Bishop’s Respect Life message: Defend life courageously

The Catholic Church in the United States observes the month of October as Respect Life Month, and the first Sunday of October is designated as Respect Life Sunday.  This annual observance began in 1972 by the bishops in response to growing a culture of death affecting our country. The next year, in 1973, the Supreme Court legalized abortion, and the culture of death was given legal status.

This year, at Sunday Masses the weekend of Oct. 1-2, our priests and deacons will preach about God’s gift of human life. In our country, we are inundated with a culture that does not protect human life and popular media with its anti-life messages, which get lots of attention. It is important that the teaching of our Church about God’s gift of human life be clearly presented to the faithful. Respect Life Month and Respect Life Sunday provide the opportunities to do that.

Our belief in the sacredness of human life is rooted in our Trinitarian faith, the mystery of God – Father, Son and Holy Spirit. Each human life is sacred because each human life is made in the image of God our Creator. Each human life is sacred because the Son of God has redeemed human life by giving His life on the Cross. Each human life is sacred because in it dwells the gift of the Holy Spirit.

Respecting life begins with the unborn child in the womb of his or her mother and extends to the dying. We respect life in all its stages, wherever we find it – in the embryo, the sick, the disabled, the womb, the elderly and the dying.
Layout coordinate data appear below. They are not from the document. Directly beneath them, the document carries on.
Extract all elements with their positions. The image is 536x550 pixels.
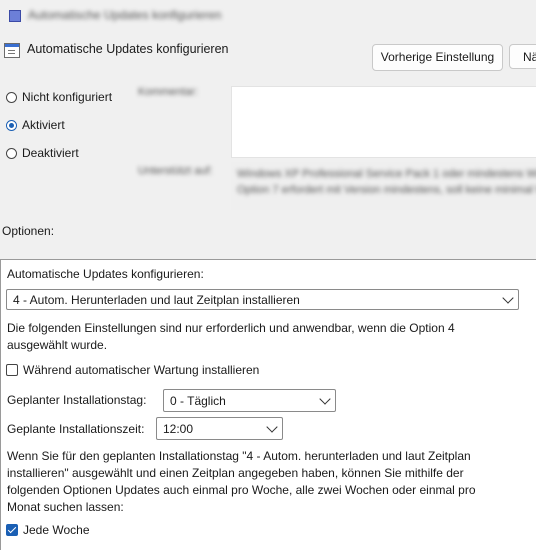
maintenance-checkbox-box[interactable] [6, 364, 18, 376]
policy-icon [4, 43, 20, 58]
options-panel: Automatische Updates konfigurieren: 4 - … [0, 259, 536, 550]
weekly-checkbox-label: Jede Woche [23, 523, 90, 537]
options-label: Optionen: [2, 224, 55, 238]
window-icon [9, 10, 21, 22]
install-time-select-value: 12:00 [163, 422, 194, 436]
chevron-down-icon [319, 393, 331, 405]
au-config-label: Automatische Updates konfigurieren: [7, 267, 204, 281]
radio-not-configured[interactable]: Nicht konfiguriert [6, 90, 112, 104]
policy-title: Automatische Updates konfigurieren [27, 42, 229, 56]
install-day-label: Geplanter Installationstag: [7, 393, 147, 407]
au-config-select-value: 4 - Autom. Herunterladen und laut Zeitpl… [13, 293, 300, 307]
window-title: Automatische Updates konfigurieren [28, 8, 222, 22]
supported-on-text-2: Option 7 erfordert mit Version mindesten… [237, 184, 536, 196]
radio-disabled-dot[interactable] [6, 147, 17, 159]
radio-disabled[interactable]: Deaktiviert [6, 146, 79, 160]
supported-on-label: Unterstützt auf: [138, 165, 213, 177]
install-day-select-value: 0 - Täglich [170, 394, 226, 408]
chevron-down-icon [266, 421, 278, 433]
radio-enabled[interactable]: Aktiviert [6, 118, 65, 132]
supported-on-text-1: Windows XP Professional Service Pack 1 o… [237, 168, 536, 180]
schedule-info-text: Wenn Sie für den geplanten Installations… [7, 449, 476, 514]
radio-not-configured-label: Nicht konfiguriert [22, 90, 113, 104]
maintenance-checkbox[interactable]: Während automatischer Wartung installier… [6, 363, 259, 377]
install-time-label: Geplante Installationszeit: [7, 422, 145, 436]
supported-on-box: Windows XP Professional Service Pack 1 o… [231, 162, 536, 210]
weekly-checkbox-box[interactable] [6, 524, 18, 536]
chevron-down-icon [502, 292, 514, 304]
install-time-select[interactable]: 12:00 [156, 417, 283, 440]
weekly-checkbox[interactable]: Jede Woche [6, 523, 90, 537]
maintenance-checkbox-label: Während automatischer Wartung installier… [23, 363, 260, 377]
radio-disabled-label: Deaktiviert [22, 146, 79, 160]
au-config-select[interactable]: 4 - Autom. Herunterladen und laut Zeitpl… [6, 289, 519, 310]
radio-enabled-dot[interactable] [6, 119, 17, 131]
previous-setting-button[interactable]: Vorherige Einstellung [372, 44, 503, 71]
radio-not-configured-dot[interactable] [6, 91, 17, 103]
option4-note: Die folgenden Einstellungen sind nur erf… [7, 321, 455, 352]
comment-label: Kommentar: [138, 86, 198, 98]
install-day-select[interactable]: 0 - Täglich [163, 389, 336, 412]
next-setting-button[interactable]: Nä [509, 44, 536, 69]
radio-enabled-label: Aktiviert [22, 118, 65, 132]
comment-textarea[interactable] [231, 86, 536, 158]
Every human life from the unborn to the dying carries a spark of the divine and is loved by God. 

The Supreme Court in its recent opinion Dobbs v. Jackson Women’s Health Organization ended the nearly 50-year availability of abortion on demand. In Dobbs, the Supreme Court concluded that there is nothing in either the United States Constitution or American legal tradition or the Court’s precedents that justified abortion on demand. It removed the issue of abortion from the judiciary and returned it to the people’s elected representatives, that is to the legislatures in the 50 states.

While we are grateful for the Court’s decision that abortion is not a right guaranteed by the Constitution, we have witnessed the negative reaction and even hysteria of those who do not accept the right to life of the unborn. Their reaction has been loud, powerful, unrelenting and very divisive. We cannot allow them to be the only voices heard. The threat to life is not ended. It is as necessary as it was in 1972 that we defend life and courageously teach the truth about human life despite the reaction and the vitriol of some.

Now is the time for us to renew our efforts at building a culture of life that welcomes all. While the violence against the pre-born child is somewhat limited with the removal of the constitutional right to abortion, violence continues its attack on human life in other ways. The growing lobby to medically terminate the dying; physician-assisted suicide; the mistreatment of the fragile elderly; euthanasia; the attempt to redefine who is a person; the increasing numbers of those who are food insecure, most of whom are mothers and children; the plight of immigrants and refugees, are some expressions of the violence in society.

Our Church’s teaching on Respect Life extends to every person whose life is threatened. Our Holy Father, Pope Francis, uses the expression “a throwaway culture” to refer to the anti-life realities that plague us, and the Pope reminds us that “the right to life is the first among human rights.”

Since 1972, in season and out, our Church has proclaimed the Gospel of life and defended the right to life from conception to natural death. Those who are caught in the darkness of the culture of death are assisted with a variety of ministries and programs, such as Walking With Moms In Need. Church-sponsored services are available to whomever seeks them.

May our observance of Respect Life Month and Respect Life Sunday help to grow in our Diocese, in our state and in our country a culture in which all human life is respected, cherished and protected.

Most Reverend Dennis J. Sullivan, D.D.